En fait, je pense que la plupart des problèmes techniques intéressants sont trop compliqués pour pouvoir faire un « design » à leur sujet. La manière d’arriver à une solution, c’est surtout d’avoir des améliorations progressives et de faire des essais et des erreurs.

LinuxFr : Tu es maintenant un citoyen américain. Qu’est‐ce que tu penses de la loi sur les brevets logiciels aux États‐Unis ? Est‐ce que ta voix est suffisamment écoutée pour que tu puisses aider à combattre cette loi dans ce pays ?

Linus Torvalds : Je dois admettre que, même si je n’aime pas les brevets, j’essaie également de me tenir à l’écart pour ne pas être trop impliqué dans des problèmes de cette nature. Je suis bon dans ce que je fais et je pense qu’il y a des gens qui sont meilleurs que moi pour combattre ce bordel des brevets. Et je pense que ça doit être combattu depuis l’intérieur du système — donc je m’attends à ce que la solution vienne en réalité des entreprises qui seront impactées par tout ce bazar.

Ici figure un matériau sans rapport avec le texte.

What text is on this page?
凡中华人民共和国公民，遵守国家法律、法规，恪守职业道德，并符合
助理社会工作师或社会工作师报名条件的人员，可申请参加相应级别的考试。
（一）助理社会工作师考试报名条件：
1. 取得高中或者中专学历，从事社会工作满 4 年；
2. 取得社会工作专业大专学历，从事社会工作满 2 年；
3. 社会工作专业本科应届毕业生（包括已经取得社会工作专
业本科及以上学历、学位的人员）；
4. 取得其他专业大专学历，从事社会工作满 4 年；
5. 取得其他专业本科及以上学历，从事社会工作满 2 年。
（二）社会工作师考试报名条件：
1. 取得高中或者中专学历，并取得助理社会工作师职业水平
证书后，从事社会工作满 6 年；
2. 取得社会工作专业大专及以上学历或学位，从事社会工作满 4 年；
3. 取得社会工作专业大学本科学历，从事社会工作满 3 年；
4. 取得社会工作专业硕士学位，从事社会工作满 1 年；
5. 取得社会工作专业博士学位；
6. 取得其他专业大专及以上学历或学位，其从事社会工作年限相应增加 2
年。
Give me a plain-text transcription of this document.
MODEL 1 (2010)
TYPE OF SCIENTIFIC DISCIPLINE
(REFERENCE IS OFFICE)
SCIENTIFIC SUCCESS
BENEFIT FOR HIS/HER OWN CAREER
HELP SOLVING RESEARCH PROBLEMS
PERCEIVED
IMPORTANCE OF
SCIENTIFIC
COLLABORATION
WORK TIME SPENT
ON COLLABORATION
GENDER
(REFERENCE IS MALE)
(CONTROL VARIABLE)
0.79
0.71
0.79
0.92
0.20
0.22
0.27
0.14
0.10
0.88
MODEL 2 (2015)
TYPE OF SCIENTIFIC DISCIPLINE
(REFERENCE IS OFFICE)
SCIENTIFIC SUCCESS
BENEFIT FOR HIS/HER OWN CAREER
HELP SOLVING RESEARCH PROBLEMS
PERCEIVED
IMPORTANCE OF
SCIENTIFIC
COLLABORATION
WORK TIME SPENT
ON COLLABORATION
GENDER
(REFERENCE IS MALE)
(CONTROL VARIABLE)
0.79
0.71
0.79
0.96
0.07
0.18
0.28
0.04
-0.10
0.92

LinuxFr : Tu écris souvent des messages détaillés sur realworldtech.com, mais je ne t’ai jamais vu poster sur lwn.net. Pourquoi ? Est‐ce que tu lis régulièrement lwn.net ?

Linus Torvalds : Eh, rwt, c’est l’endroit où je vais pour « enflammer » les gens et pour me disputer au sujet des architectures des ordinateurs. J’aime les gens qui répliquent et j’aime aussi le fait que ce ne soit pas des gens impliqués dans Linux, ou même que ce soit sans aucun rapport avec Linux. Donc, je peux balancer mes opinions et voir ce que je reçois en retour.
Avec lwn, ce serait une histoire complètement différente.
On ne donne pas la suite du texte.